La madrugada del 24 de septiembre de 2025, la llegada del presidente Daniel Noboa a Otavalo causó un gran malestar entre la comunidad. A la 01:30, transmisiones en vivo en Facebook alertaban de la presencia del mandatario, generando alarma.
El motivo de la tensión fue el amplio despliegue de seguridad: una caravana de aproximadamente diez vehículos, incluyendo tanquetas, patrulleros, camionetas 4×4 y hasta un helicóptero. Los residentes se asustaron al escuchar detonaciones de bombas y disparos. Gritos de “ayuda, nos quieren matar” se oían en las redes sociales.
Tras unos minutos de incertidumbre, se vio a Noboa descender de un vehículo blindado. Vestido con una chaqueta de camuflaje similar a la de los militares, saludó a los uniformados que lo esperaban y entró rápidamente a un lugar seguro.
La llegada de Noboa a Otavalo se debía a una razón específica. Dos días antes, la Unidad de Vigilancia Policial (UPC) de la zona había sufrido destrozos, dejando 20 personas detenidas, dos policías heridos y vehículos incinerados, por lo que quería advertirles que estos actos vandálicos no se iban a permitir.
Los indígenas denunciaron que, durante el operativo, militares ingresaron a algunas casas con la intención de detener a quienes participaban en el paro indefinido convocado por la Conaie.
La tensión continuó por la mañana, con policías y militares tomando las calles aledañas al parque central y al coliseo de la Unidad Educativa Jacinto Collahuazo.

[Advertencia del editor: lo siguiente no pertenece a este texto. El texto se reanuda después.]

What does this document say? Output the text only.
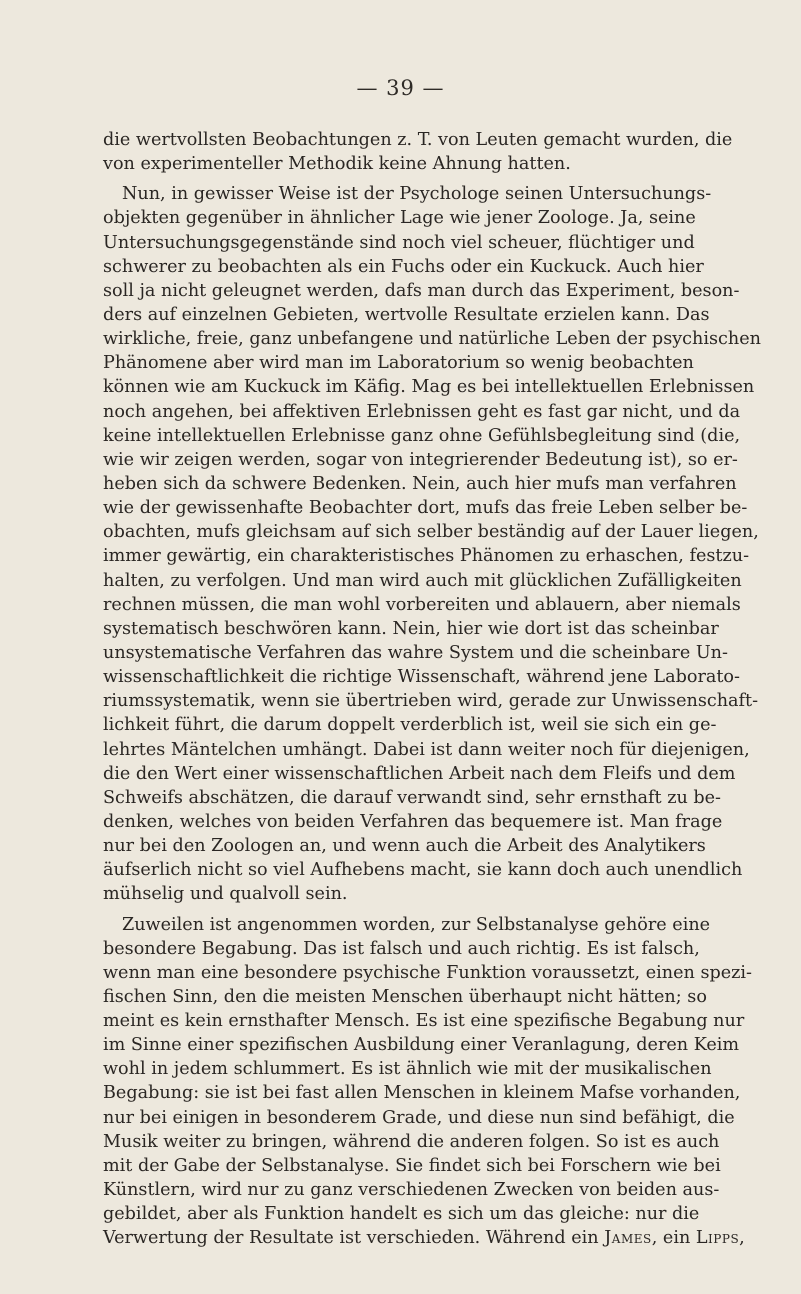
— 39 —
die wertvollsten Beobachtungen z. T. von Leuten gemacht wurden, die
von experimenteller Methodik keine Ahnung hatten.
Nun, in gewisser Weise ist der Psychologe seinen Untersuchungs-
objekten gegenüber in ähnlicher Lage wie jener Zoologe. Ja, seine
Untersuchungsgegenstände sind noch viel scheuer, flüchtiger und
schwerer zu beobachten als ein Fuchs oder ein Kuckuck. Auch hier
soll ja nicht geleugnet werden, dafs man durch das Experiment, beson-
ders auf einzelnen Gebieten, wertvolle Resultate erzielen kann. Das
wirkliche, freie, ganz unbefangene und natürliche Leben der psychischen
Phänomene aber wird man im Laboratorium so wenig beobachten
können wie am Kuckuck im Käfig. Mag es bei intellektuellen Erlebnissen
noch angehen, bei affektiven Erlebnissen geht es fast gar nicht, und da
keine intellektuellen Erlebnisse ganz ohne Gefühlsbegleitung sind (die,
wie wir zeigen werden, sogar von integrierender Bedeutung ist), so er-
heben sich da schwere Bedenken. Nein, auch hier mufs man verfahren
wie der gewissenhafte Beobachter dort, mufs das freie Leben selber be-
obachten, mufs gleichsam auf sich selber beständig auf der Lauer liegen,
immer gewärtig, ein charakteristisches Phänomen zu erhaschen, festzu-
halten, zu verfolgen. Und man wird auch mit glücklichen Zufälligkeiten
rechnen müssen, die man wohl vorbereiten und ablauern, aber niemals
systematisch beschwören kann. Nein, hier wie dort ist das scheinbar
unsystematische Verfahren das wahre System und die scheinbare Un-
wissenschaftlichkeit die richtige Wissenschaft, während jene Laborato-
riumssystematik, wenn sie übertrieben wird, gerade zur Unwissenschaft-
lichkeit führt, die darum doppelt verderblich ist, weil sie sich ein ge-
lehrtes Mäntelchen umhängt. Dabei ist dann weiter noch für diejenigen,
die den Wert einer wissenschaftlichen Arbeit nach dem Fleifs und dem
Schweifs abschätzen, die darauf verwandt sind, sehr ernsthaft zu be-
denken, welches von beiden Verfahren das bequemere ist. Man frage
nur bei den Zoologen an, und wenn auch die Arbeit des Analytikers
äufserlich nicht so viel Aufhebens macht, sie kann doch auch unendlich
mühselig und qualvoll sein.
Zuweilen ist angenommen worden, zur Selbstanalyse gehöre eine
besondere Begabung. Das ist falsch und auch richtig. Es ist falsch,
wenn man eine besondere psychische Funktion voraussetzt, einen spezi-
fischen Sinn, den die meisten Menschen überhaupt nicht hätten; so
meint es kein ernsthafter Mensch. Es ist eine spezifische Begabung nur
im Sinne einer spezifischen Ausbildung einer Veranlagung, deren Keim
wohl in jedem schlummert. Es ist ähnlich wie mit der musikalischen
Begabung: sie ist bei fast allen Menschen in kleinem Mafse vorhanden,
nur bei einigen in besonderem Grade, und diese nun sind befähigt, die
Musik weiter zu bringen, während die anderen folgen. So ist es auch
mit der Gabe der Selbstanalyse. Sie findet sich bei Forschern wie bei
Künstlern, wird nur zu ganz verschiedenen Zwecken von beiden aus-
gebildet, aber als Funktion handelt es sich um das gleiche: nur die
Verwertung der Resultate ist verschieden. Während ein James, ein Lipps,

El descontento de la comunidad era evidente. «Lárguense, ¿qué hacen aquí, vagos?, así que vinieran cuando hay delincuencia», gritó una mujer a los militares. Otro grupo de personas coreaba «fuera Noboa, fuera», lo que molestó visiblemente al presidente.
Durante su visita, Noboa entregó créditos y bonos a través de BanEcuador, al igual que días anteriores lo hizo en Chimborazo y Cotopaxi. En su discurso, visiblemente irritado, afirmó que solo unos pocos se oponen a los cambios que el país necesita, refiriéndose a la eliminación del subsidio al diésel. Antes de retirarse en helicóptero, lanzó una advertencia: “Esto no es protesta social, eso no es protesta indígena, eso es terrorismo y no vamos a permitirlo”.A su salida los abucheos de las personas que se encontraban en la parte externa no cesaron.